There are more than 250,000 paralegals in US, and they are employed in all types of organizations. The majority (almost 75%, as shown in the graph below) are employed by law firms, corporate legal departments, and government offices. A paralegal can work in many different areas of the law in these organizations, including litigation, personal injury, corporate law, criminal law, employee benefits, intellectual property, labor law, bankruptcy, immigration, family law, and real estate. Paralegals employed by corporations and government usually work a standard 40-hour week. Although most paralegals work year round, some are temporarily employed during busy times of the year and then released. More paralegals are employed in metropolitan areas than in rural areas.
As the law becomes more complex, paralegals become more specialized. Within specialties, functions are often broken down further. For example, paralegals working in large law firms specializing in labor law may concentrate exclusively on a sub-section such as employee benefits. In small and medium-size law firms, paralegal duties are usually more general matching the more general nature of the typical small and medium size firm’s practice. In any size law firm, paralegals often work very long hours due to strict deadlines.
A paralegal’s typical job tasks differ widely according to the type of organization they are employed by. A corporate paralegal often assists attorneys with employee contracts, shareholder agreements, stock-option plans, and employee benefit plans. They also may help prepare and file annual financial reports, maintain corporate minutes’ record resolutions, and prepare forms to secure loans for the corporation. Corporate paralegals often monitor and review government regulations to ensure that the corporation is aware of new requirements and is operating within the law. Increasingly, experienced corporate paralegals or paralegal managers are assuming additional supervisory responsibilities such as overseeing team projects.
The duties of paralegals working in the public sector usually vary by agency. In general, litigation paralegals analyze legal material for internal use, maintain reference files, conduct research for attorneys, and collect and analyze evidence for agency hearings. They may prepare informative or explanatory material on laws, agency regulations, and agency policy for general use by the agency and the public.
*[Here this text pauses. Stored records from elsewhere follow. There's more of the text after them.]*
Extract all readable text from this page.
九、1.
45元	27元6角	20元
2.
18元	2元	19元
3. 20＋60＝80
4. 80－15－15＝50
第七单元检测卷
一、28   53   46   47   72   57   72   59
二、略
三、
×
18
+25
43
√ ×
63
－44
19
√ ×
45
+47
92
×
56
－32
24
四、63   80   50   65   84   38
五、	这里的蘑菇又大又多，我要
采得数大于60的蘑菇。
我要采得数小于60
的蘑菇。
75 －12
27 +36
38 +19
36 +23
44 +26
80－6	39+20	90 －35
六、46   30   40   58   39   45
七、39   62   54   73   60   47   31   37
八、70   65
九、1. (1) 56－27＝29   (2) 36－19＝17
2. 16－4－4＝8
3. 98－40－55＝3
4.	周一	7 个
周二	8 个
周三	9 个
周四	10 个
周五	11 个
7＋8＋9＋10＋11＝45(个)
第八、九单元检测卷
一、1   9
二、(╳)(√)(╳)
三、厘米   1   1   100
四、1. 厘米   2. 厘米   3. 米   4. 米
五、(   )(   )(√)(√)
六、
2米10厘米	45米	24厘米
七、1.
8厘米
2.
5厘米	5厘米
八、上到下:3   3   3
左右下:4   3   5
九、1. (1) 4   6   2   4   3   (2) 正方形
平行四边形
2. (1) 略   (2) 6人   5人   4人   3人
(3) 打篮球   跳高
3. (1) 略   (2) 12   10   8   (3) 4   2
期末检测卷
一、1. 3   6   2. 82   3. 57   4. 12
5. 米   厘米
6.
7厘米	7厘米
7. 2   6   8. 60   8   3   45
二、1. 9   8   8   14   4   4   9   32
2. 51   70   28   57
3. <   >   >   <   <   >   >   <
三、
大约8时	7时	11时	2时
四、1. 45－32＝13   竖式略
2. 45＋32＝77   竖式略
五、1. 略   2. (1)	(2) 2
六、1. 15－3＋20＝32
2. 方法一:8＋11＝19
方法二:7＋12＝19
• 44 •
Paralegals employed in community legal-service projects help the poor, the aged, and others who are in need of legal assistance. They file forms, conduct research, prepare documents, and, when specifically authorized by law, may represent clients at administrative hearings.
Paralegals handle many routine assignments, particularly when they are inexperienced. As they gain experience, paralegals usually assume more varied tasks with additional responsibility.
Paralegals perform most of their work in offices and law libraries working in a quiet and professional environment much like that of a public library. Occasionally, they travel to investigate facts of a case, interview witnesses, photograph locations which are crimes scenes or the subjects of civil litigation, gather general research information, or assist an attorney taking depositions.